While the smartband monitors your biometric data, the dock station actually acts upon it using a mix of deep learning algorithms. This dock station is even touted as video streaming device – which is potentially either incredibly expensive or unrealistic.
Kickstarter’s ‘risks and challenges’ section is often used as more of an underhanded bragging section than anything informative, and the story is much the same for the Ankkoro.
Ankkoro believes in its product, and wants it to do well, and that’s about as much as you get in the way of risks and challenges. However, Ankkoro is promising to “definitely change your gamer life,” so it might take a little more than the power of positive thinking to get the job done.
Game developer support seems critical to some aspects of the Ankkoro’s success. While the company offers refunds on devkits once biometric support is available in-game, actually persuading any developers to throw precious working hours at what will likely be a fairly limited user base for the Ankkoro seems like a massive undertaking.
I’m also not convinced emotional immersion will take off in any real way. While the concept is certainly interesting, technology such as VR and AR – even with support from some of the biggest tech companies and game developers on the planet – are still struggling to get off the ground.
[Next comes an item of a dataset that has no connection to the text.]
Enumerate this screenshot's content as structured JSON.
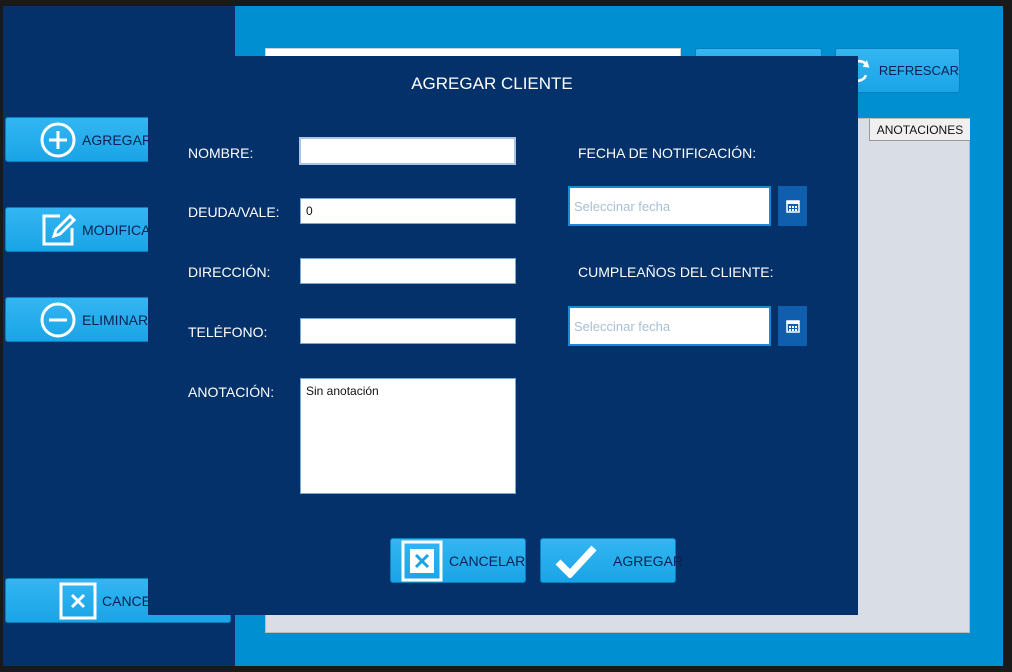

But if all goes to plan and Ankkoro is fully-functional by September 2019, maybe there’s hope for a surge of Twitch streamers picking up the smartband, and potentially adding a new layer of incentive or immersion for loyal viewers. Ankkoro’s project is ambitious, maybe to a fault at times, and while the company outright denies the Ankkoro will be in any way a gimmick, if it isn’t all that expensive at launch and dials back the do-it-all buzzwords, it might make for a pretty entertaining one.
At the time of writing, Ankkoro has 71 backers on Kickstarter for a total of £5,821 of its £75,900 goal with 26 days remaining.